Bertha se lo comentó a Fernando y éste se rió: “Ay sí, ¿y por qué no te matan a ti?, ¿por qué a mí?”, dijo y luego se rió.
“Mira, no te creas”, le dijo el joven. “Si me muero antes que tú, vas a hacer una gran pachanga, ¿me entiendes?
“Mucha música”.
Y en eso, Bertha llegó al predio.
‘Hay un tendal de muertos’
En ese momento arribó también a Profortarah Javier Montañez, de 51 años, muy alto, casi albino, de ojos tan claros que debe usar gafas oscuras.
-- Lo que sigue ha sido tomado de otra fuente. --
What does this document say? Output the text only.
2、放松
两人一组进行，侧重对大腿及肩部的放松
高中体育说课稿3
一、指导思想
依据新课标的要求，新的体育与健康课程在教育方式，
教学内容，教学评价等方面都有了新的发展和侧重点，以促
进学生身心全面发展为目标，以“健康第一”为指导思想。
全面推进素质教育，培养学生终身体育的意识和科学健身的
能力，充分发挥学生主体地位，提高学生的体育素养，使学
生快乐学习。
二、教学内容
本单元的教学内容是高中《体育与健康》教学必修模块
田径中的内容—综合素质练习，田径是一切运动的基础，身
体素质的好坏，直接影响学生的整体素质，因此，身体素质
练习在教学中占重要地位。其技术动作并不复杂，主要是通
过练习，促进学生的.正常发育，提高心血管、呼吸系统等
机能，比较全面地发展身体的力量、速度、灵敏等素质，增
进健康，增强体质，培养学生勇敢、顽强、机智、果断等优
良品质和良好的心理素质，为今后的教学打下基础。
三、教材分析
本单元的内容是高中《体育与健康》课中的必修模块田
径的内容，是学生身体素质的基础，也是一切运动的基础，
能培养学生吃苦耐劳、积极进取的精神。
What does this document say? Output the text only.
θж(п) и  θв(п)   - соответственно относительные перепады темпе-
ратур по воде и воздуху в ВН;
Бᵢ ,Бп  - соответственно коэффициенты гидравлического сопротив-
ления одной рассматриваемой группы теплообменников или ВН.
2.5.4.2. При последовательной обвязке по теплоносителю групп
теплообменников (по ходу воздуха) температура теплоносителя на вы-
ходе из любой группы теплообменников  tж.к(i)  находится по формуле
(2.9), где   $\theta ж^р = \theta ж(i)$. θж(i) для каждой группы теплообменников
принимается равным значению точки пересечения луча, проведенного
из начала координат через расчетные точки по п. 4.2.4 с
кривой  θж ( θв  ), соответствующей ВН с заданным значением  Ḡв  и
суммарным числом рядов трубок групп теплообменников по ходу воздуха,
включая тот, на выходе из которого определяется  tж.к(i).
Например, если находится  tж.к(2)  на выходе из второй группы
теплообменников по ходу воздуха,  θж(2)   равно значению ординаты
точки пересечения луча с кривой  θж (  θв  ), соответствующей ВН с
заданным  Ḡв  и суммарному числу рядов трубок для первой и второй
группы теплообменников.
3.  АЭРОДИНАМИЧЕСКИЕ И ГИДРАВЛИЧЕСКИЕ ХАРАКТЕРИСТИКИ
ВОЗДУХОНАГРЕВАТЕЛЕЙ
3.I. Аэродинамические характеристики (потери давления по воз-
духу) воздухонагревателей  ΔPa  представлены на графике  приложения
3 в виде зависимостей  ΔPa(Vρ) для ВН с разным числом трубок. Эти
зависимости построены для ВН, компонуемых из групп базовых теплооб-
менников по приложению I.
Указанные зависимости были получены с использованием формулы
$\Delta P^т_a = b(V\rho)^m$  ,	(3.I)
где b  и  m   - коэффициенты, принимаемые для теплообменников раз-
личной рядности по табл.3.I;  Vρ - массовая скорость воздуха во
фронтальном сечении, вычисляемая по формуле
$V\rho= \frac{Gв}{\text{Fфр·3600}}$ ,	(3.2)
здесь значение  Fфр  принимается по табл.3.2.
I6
Le dicen “El Güero Carrocero” por dedicarse desde hace 34 años a la hojalatería y a la guía de turistas.
Asombrado por las detonaciones, fue, echó un vistazo al sitio y contempló a la muchedumbre.
“N’ombre, hay un tendal de muertos”, dijo uno en ese momento.
“El Güero” prefirió resguardarse en su casa, pero a los minutos alguien le llamó por teléfono.
“¿Dónde está Tito?”, le preguntaron sobre su hijo, Luis Javier Montañez Carrasco, de 29 años, padre de dos pequeñas y que trabajaba con él en el taller y vendiendo autos usados.
“No sé, salió hace rato”, contestó el hombre, nervioso, anticipando la noticia.
“Fíjate que aquí está también...”, le dijeron. “Está muerto...”.
“El Güero” se demudó, se quitó las gafas oscuras y sus ojos verdes se llenaron de lágrimas.
“Pero... ¿cómo es posible?”, suspiró conmocionado.
Así se fueron enterando las familias de los 13 muertos.
Así empezó la noche en Creel el pasado 16 de agosto.